Certains enseignements tirés des études sur le genre ont constitué des apports positifs, en particulier pour lutter contre des préjugés qui perdurent et lutter contre l’inégalité entre les femmes et les hommes. A l’inverse, les idées extrémistes, parfois véhiculées par les défenseurs de cette théorie, peuvent être déstabilisantes et dangereuses pour des jeunes en construction. Par ailleurs, l’Apel soutient le projet éducatif spécifique des établissements catholiques d’enseignement, fondé sur une conception chrétienne de l’homme, de l’éducation et du sens de la vie. Nous sommes donc attachés à la reconnaissance et à la défense de l’altérité, source d’équilibre et fondement de notre société, qui ne s’oppose pas, bien au contraire, à la recherche d’une plus grande égalité entre les femmes et les hommes.


Les actions menées par l’Apel

Au mois de juin dernier, dès l’introduction d’un amendement à ce sujet dans le projet de loi de refondation de l’école, l’Apel a rencontré des parlementaires, le rapporteur du texte de loi au Sénat et des représentants du cabinet du Ministre pour leur faire part de ses interrogations.
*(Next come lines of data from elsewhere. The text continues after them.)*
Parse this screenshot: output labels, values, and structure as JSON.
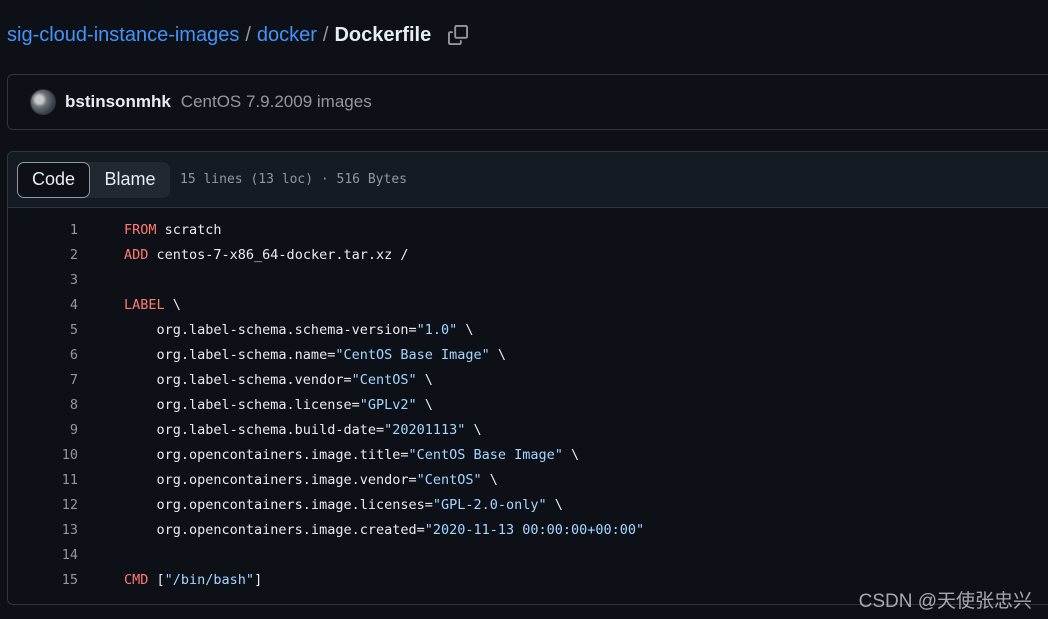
{
  "breadcrumb": {
    "repo": "sig-cloud-instance-images",
    "sep1": "/",
    "folder": "docker",
    "sep2": "/",
    "file": "Dockerfile"
  },
  "commit": {
    "author": "bstinsonmhk",
    "message": "CentOS 7.9.2009 images"
  },
  "file_header": {
    "tab_code": "Code",
    "tab_blame": "Blame",
    "meta": "15 lines (13 loc) · 516 Bytes"
  },
  "code_lines": [
    {
      "num": "1",
      "kw": "FROM",
      "text": " scratch",
      "str": "",
      "tail": ""
    },
    {
      "num": "2",
      "kw": "ADD",
      "text": " centos-7-x86_64-docker.tar.xz /",
      "str": "",
      "tail": ""
    },
    {
      "num": "3",
      "kw": "",
      "text": "",
      "str": "",
      "tail": ""
    },
    {
      "num": "4",
      "kw": "LABEL",
      "text": " \\",
      "str": "",
      "tail": ""
    },
    {
      "num": "5",
      "kw": "",
      "text": "    org.label-schema.schema-version=",
      "str": "\"1.0\"",
      "tail": " \\"
    },
    {
      "num": "6",
      "kw": "",
      "text": "    org.label-schema.name=",
      "str": "\"CentOS Base Image\"",
      "tail": " \\"
    },
    {
      "num": "7",
      "kw": "",
      "text": "    org.label-schema.vendor=",
      "str": "\"CentOS\"",
      "tail": " \\"
    },
    {
      "num": "8",
      "kw": "",
      "text": "    org.label-schema.license=",
      "str": "\"GPLv2\"",
      "tail": " \\"
    },
    {
      "num": "9",
      "kw": "",
      "text": "    org.label-schema.build-date=",
      "str": "\"20201113\"",
      "tail": " \\"
    },
    {
      "num": "10",
      "kw": "",
      "text": "    org.opencontainers.image.title=",
      "str": "\"CentOS Base Image\"",
      "tail": " \\"
    },
    {
      "num": "11",
      "kw": "",
      "text": "    org.opencontainers.image.vendor=",
      "str": "\"CentOS\"",
      "tail": " \\"
    },
    {
      "num": "12",
      "kw": "",
      "text": "    org.opencontainers.image.licenses=",
      "str": "\"GPL-2.0-only\"",
      "tail": " \\"
    },
    {
      "num": "13",
      "kw": "",
      "text": "    org.opencontainers.image.created=",
      "str": "\"2020-11-13 00:00:00+00:00\"",
      "tail": ""
    },
    {
      "num": "14",
      "kw": "",
      "text": "",
      "str": "",
      "tail": ""
    },
    {
      "num": "15",
      "kw": "CMD",
      "text": " [",
      "str": "\"/bin/bash\"",
      "tail": "]"
    }
  ],
  "watermark": "CSDN @天使张忠兴"
}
Elle a également écrit à Vincent Peillon, ministre de l’Education nationale. Après avoir demandé des explications sur le sujet, elle a jugé opportun de demander le retrait de cet amendement pour éviter toute polémique inutile.
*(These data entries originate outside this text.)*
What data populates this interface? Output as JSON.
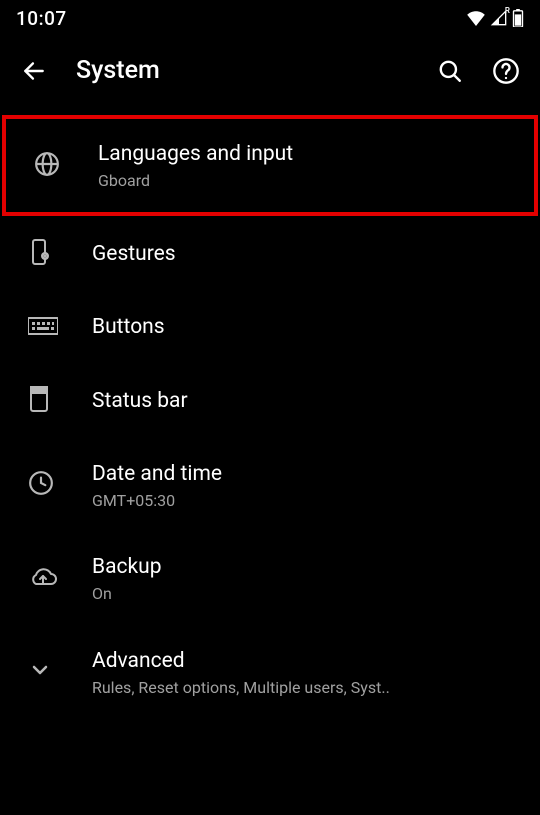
{
  "status": {
    "time": "10:07"
  },
  "header": {
    "title": "System"
  },
  "items": [
    {
      "title": "Languages and input",
      "subtitle": "Gboard"
    },
    {
      "title": "Gestures",
      "subtitle": ""
    },
    {
      "title": "Buttons",
      "subtitle": ""
    },
    {
      "title": "Status bar",
      "subtitle": ""
    },
    {
      "title": "Date and time",
      "subtitle": "GMT+05:30"
    },
    {
      "title": "Backup",
      "subtitle": "On"
    },
    {
      "title": "Advanced",
      "subtitle": "Rules, Reset options, Multiple users, Syst.."
    }
  ]
}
Concernant les programmes scolaires, l’Apel souligne que le contenu des nouveaux programmes n’a pas encore été élaboré : leur rédaction s’échelonnera jusqu’en 2017. Quand ils le seront, l’Apel en prendra connaissance et donnera son avis lors des débats qui auront lieu au Conseil supérieur de l’éducation (CSE) dont elle est membre : elle sera donc en mesure de réagir si besoin.